Marijuana Moment also asked the lawmakers whether they felt any lessons could be drawn from the state’s experience legalizing marijuana as they work to enact a regulatory model for psilocybin.

“I think they’re completely separate,” Fernandez said. “Cannabis is a medical tool as well, but it’s more able to be recreational and I don’t think psilocybin has that same possibility.”

Burke echoed that point, saying the drug policy issues are “completely different things.”

“Recreational cannabis has had a lot of problems in its rollout. The structure that was created, it’s frankly—it’s been a bit of a mess and everybody knows that,” he said. “And I don’t want that to be used as a tool against preventing [psilocybin therapy.] They’re completely different.”

New York’s legislature has been exploring a variety of psychedelics policy issues in recent sessions. In December 2022, for example, Assemblymember Linda Rosenthal (D) separately introduced a measure to legalize certain psychedelics such as psilocybin and ibogaine for adults 21 and older.

Under the psilocybin therapy pilot program legislation that Burke has most recently sponsored, the state Department of Health would be required to provide funding to cover the services and develop training guidelines for professional facilitators. It would need to issue a report on findings and policy recommendations to the governor and legislature every two years after enactment.

A total of 10,000 patients could participate, including veterans and their families, first responders and people who suffer from cluster headaches. They would need to reside in the western region of New York.

Lawmakers in states across the U.S. are gearing up for what has already proved to be an active year for psychedelics reform in 2024.

Marijuana Moment is tracking more than 1,000 cannabis, psychedelics and drug policy bills in state legislatures and Congress this year. Patreon supporters pledging at least $25/month get access to our interactive maps, charts and hearing calendar so they don’t miss any developments.

Learn more about our marijuana bill tracker and become a supporter on Patreon to get access.

On Tuesday, for example, an Arizona Senate committee unanimously approved a bipartisan bill that would legalize psilocybin service centers where people could receive the psychedelic in a medically supervised setting.

An Indiana House committee approved a Republican-led bill this week that would fund clinical research trials into psilocybin that has already cleared the full Senate.

Over the weekend, a New Mexico Senate committee unanimously passed a bipartisan resolution requesting that state officials research the therapeutic potential of psilocybin and explore the creation of a regulatory framework to provide access to the psychedelic.

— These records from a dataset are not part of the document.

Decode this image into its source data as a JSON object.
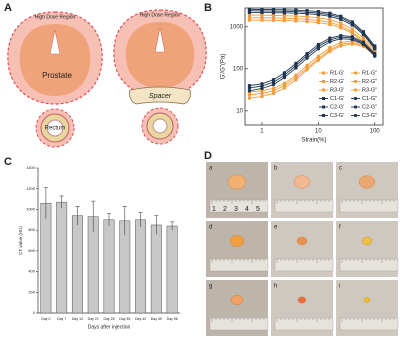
{
  "panel_labels": [
    "A",
    "B",
    "C",
    "D"
  ],
  "panel_a": {
    "high_dose_label": "High Dose Region",
    "prostate": "Prostate",
    "rectum": "Rectum",
    "spacer": "Spacer"
  },
  "chart_data": [
    {
      "type": "line",
      "x_label": "Strain(%)",
      "y_label": "G'/G''(Pa)",
      "log_x": true,
      "log_y": true,
      "legend": "lower right",
      "x": [
        0.6,
        1,
        1.6,
        2.5,
        4,
        6.3,
        10,
        16,
        25,
        40,
        63,
        100
      ],
      "xlim": [
        0.5,
        140
      ],
      "ylim": [
        4.6,
        2800
      ],
      "xticks": [
        1,
        10,
        100
      ],
      "yticks": [
        10,
        100,
        1000
      ],
      "series": [
        {
          "name": "R1-G'",
          "color": "#f39c3c",
          "marker": "square",
          "values": [
            1900,
            1890,
            1870,
            1840,
            1800,
            1740,
            1640,
            1480,
            1220,
            880,
            540,
            280
          ]
        },
        {
          "name": "R2-G'",
          "color": "#f39c3c",
          "marker": "square",
          "values": [
            1650,
            1640,
            1620,
            1600,
            1560,
            1500,
            1420,
            1280,
            1050,
            760,
            470,
            250
          ]
        },
        {
          "name": "R3-G'",
          "color": "#f39c3c",
          "marker": "square",
          "values": [
            1450,
            1440,
            1430,
            1410,
            1380,
            1330,
            1260,
            1140,
            950,
            700,
            430,
            230
          ]
        },
        {
          "name": "C1-G'",
          "color": "#1f3550",
          "marker": "square",
          "values": [
            2600,
            2590,
            2570,
            2540,
            2490,
            2420,
            2300,
            2100,
            1780,
            1300,
            760,
            350
          ]
        },
        {
          "name": "C2-G'",
          "color": "#1f3550",
          "marker": "square",
          "values": [
            2400,
            2390,
            2370,
            2340,
            2300,
            2230,
            2120,
            1940,
            1650,
            1200,
            700,
            320
          ]
        },
        {
          "name": "C3-G'",
          "color": "#1f3550",
          "marker": "square",
          "values": [
            2200,
            2190,
            2170,
            2150,
            2110,
            2050,
            1950,
            1780,
            1500,
            1100,
            650,
            300
          ]
        },
        {
          "name": "R1-G''",
          "color": "#f39c3c",
          "marker": "circle",
          "values": [
            28,
            30,
            34,
            45,
            70,
            120,
            200,
            320,
            420,
            460,
            390,
            240
          ]
        },
        {
          "name": "R2-G''",
          "color": "#f39c3c",
          "marker": "circle",
          "values": [
            24,
            26,
            30,
            40,
            62,
            105,
            175,
            280,
            380,
            420,
            360,
            220
          ]
        },
        {
          "name": "R3-G''",
          "color": "#f39c3c",
          "marker": "circle",
          "values": [
            20,
            22,
            26,
            35,
            55,
            95,
            160,
            260,
            350,
            390,
            340,
            210
          ]
        },
        {
          "name": "C1-G''",
          "color": "#1f3550",
          "marker": "circle",
          "values": [
            40,
            44,
            55,
            80,
            135,
            230,
            380,
            540,
            620,
            580,
            430,
            230
          ]
        },
        {
          "name": "C2-G''",
          "color": "#1f3550",
          "marker": "circle",
          "values": [
            35,
            39,
            48,
            70,
            120,
            205,
            340,
            490,
            570,
            540,
            400,
            215
          ]
        },
        {
          "name": "C3-G''",
          "color": "#1f3550",
          "marker": "circle",
          "values": [
            30,
            34,
            42,
            62,
            105,
            180,
            300,
            440,
            520,
            500,
            380,
            200
          ]
        }
      ]
    },
    {
      "type": "bar",
      "x_label": "Days after injection",
      "y_label": "CT value (HU)",
      "categories": [
        "Day 0",
        "Day 7",
        "Day 14",
        "Day 21",
        "Day 28",
        "Day 35",
        "Day 42",
        "Day 49",
        "Day 56"
      ],
      "values": [
        1060,
        1070,
        940,
        930,
        900,
        890,
        900,
        850,
        840
      ],
      "errors": [
        150,
        60,
        90,
        150,
        60,
        140,
        70,
        90,
        40
      ],
      "color": "#c8c8c8",
      "ylim": [
        0,
        1400
      ],
      "yticks": [
        0,
        200,
        400,
        600,
        800,
        1000,
        1200,
        1400
      ]
    }
  ],
  "panel_d": {
    "photo_labels": [
      "a",
      "b",
      "c",
      "d",
      "e",
      "f",
      "g",
      "h",
      "i"
    ],
    "ruler_numbers": [
      1,
      2,
      3,
      4,
      5
    ]
  }
}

An Alaska Senate panel took testimony last week on a plan that would create a state task force to explore how to legalize and regulate the therapeutic use of psychedelics in the state.

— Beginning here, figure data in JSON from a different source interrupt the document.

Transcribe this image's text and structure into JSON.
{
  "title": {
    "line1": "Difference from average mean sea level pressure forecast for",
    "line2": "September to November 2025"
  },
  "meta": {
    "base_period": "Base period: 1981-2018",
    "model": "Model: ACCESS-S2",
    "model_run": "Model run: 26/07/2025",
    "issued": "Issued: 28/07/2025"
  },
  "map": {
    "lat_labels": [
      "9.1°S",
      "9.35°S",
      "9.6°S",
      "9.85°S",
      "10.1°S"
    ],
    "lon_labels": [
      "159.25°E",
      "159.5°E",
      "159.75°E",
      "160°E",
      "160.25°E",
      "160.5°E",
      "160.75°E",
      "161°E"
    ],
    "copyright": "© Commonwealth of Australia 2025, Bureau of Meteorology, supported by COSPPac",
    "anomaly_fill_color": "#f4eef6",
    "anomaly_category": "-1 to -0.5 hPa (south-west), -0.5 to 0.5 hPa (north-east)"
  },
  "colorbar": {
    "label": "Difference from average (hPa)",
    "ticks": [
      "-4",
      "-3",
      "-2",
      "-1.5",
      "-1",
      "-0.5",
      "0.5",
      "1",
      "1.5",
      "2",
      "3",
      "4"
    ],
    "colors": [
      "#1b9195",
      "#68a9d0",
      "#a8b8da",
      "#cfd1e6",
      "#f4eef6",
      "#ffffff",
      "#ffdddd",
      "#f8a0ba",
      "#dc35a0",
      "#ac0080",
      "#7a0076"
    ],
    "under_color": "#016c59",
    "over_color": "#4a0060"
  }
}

Bipartisan California lawmakers also recently introduced a bill to legalize psychedelic service centers where adults 21 and older could access psilocybin, MDMA, mescaline and DMT in a supervised environment with trained facilitators.

A Nevada joint legislative committee held a hearing with expert and public testimony on the therapeutic potential of substances like psilocybin last month. Law enforcement representatives also shared their concerns around legalization—but there was notable acknowledgement that some reforms should be enacted, including possible rescheduling.

The governor of Massachusetts recently promoted the testimony of activists who spoke in favor of her veterans-focused bill that would, in part, create a psychedelics work group to study the therapeutic potential of substances such as psilocybin.

A Missouri House committee considered a proposal last month that would legalize the medical use of psilocybin in the state and mandate clinical trials exploring the therapeutic potential of the psychedelic.